In 1951, at the writer's birthplace in Poltava, a monument was installed in the courtyard of his museum-estate.

==Works==
Panas Myrny's best-known work is the novel Do Oxen Low When Mangers are Full?, which he coauthored with his brother, Ivan Rudchenko (also known as Ivan Bilyk). The work can be characterized as a sociopsychological novel-chronicle; it covers almost a century in the history of a Ukrainian village, from serfdom to the post-reform era. In it Myrny depicts social oppression, internal struggle between various social groups, the tsarist legal system, the stern life of a soldier during the time of Tsar Nicholas I, police violence, and spontaneous protests against lies and injustice.
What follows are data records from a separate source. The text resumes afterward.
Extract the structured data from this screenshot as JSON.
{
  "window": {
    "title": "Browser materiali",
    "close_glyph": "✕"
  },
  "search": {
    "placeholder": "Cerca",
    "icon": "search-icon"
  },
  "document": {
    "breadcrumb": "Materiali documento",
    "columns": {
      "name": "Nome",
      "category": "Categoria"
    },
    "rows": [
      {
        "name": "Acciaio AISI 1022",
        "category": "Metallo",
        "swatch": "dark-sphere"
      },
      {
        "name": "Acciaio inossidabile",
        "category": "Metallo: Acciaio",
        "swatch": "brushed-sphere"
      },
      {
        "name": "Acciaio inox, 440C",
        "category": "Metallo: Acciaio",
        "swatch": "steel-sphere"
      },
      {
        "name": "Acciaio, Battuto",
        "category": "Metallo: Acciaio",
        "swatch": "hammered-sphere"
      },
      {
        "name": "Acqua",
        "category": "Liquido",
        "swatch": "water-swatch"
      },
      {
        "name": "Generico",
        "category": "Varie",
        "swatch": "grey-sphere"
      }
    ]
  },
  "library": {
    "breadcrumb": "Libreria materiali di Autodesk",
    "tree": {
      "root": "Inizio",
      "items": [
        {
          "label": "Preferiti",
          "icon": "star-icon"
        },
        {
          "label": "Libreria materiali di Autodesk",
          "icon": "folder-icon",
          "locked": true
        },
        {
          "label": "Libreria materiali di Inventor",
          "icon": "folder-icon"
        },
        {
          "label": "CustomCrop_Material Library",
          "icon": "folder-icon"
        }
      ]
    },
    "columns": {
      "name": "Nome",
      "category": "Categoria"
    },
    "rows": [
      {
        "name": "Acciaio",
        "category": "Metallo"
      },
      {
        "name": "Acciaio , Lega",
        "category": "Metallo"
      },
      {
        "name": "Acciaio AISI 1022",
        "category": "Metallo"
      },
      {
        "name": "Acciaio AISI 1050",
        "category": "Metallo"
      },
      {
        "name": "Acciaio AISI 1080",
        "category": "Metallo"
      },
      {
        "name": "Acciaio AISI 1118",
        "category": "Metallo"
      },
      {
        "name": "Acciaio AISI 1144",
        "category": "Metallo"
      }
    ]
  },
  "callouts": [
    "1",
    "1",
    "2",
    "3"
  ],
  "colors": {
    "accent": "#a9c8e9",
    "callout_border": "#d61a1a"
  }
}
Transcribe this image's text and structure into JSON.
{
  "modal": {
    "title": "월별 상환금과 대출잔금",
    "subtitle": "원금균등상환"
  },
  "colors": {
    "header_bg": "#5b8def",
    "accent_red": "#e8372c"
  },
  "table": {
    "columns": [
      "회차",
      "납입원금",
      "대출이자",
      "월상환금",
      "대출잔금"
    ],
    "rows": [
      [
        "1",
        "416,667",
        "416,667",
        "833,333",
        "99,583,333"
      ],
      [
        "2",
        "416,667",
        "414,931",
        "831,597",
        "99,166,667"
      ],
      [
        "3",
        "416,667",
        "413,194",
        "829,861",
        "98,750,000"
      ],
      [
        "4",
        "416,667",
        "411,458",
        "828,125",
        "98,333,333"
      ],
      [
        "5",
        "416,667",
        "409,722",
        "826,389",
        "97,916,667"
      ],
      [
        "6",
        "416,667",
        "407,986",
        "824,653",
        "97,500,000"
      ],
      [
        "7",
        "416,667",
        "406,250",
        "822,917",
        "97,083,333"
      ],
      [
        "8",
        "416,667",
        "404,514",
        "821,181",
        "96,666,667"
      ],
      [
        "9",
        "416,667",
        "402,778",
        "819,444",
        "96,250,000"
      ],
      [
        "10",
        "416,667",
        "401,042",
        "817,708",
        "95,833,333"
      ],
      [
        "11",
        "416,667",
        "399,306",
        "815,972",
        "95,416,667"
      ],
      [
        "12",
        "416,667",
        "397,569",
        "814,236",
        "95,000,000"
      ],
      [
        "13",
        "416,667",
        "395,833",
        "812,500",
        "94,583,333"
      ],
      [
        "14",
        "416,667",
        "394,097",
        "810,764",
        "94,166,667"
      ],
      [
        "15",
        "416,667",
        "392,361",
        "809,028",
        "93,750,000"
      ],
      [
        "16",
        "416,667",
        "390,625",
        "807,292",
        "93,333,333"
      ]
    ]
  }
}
The novel was published in 1880 in Geneva with the help of political emigrant Mykhailo Drahomanov.

Myrny's second important sociopsychological novel, Poviia (The Loose Woman, 1884), describes new social processes caused by the reforms of 1861. Myrny also portrayed the changed social dynamics of the village after the abolition of serfdom in the story Lykho davnie i s'ohochasne (Ancient and Contemporary Evil, 1903) and Sered stepiv (Among the Steppes, 1903).

==Personal life==
Myrny was married to Alexandra Scheidemann, sister of Russian officer Eugen Scheidemann, who represented Poltava Governorate at the State Duma.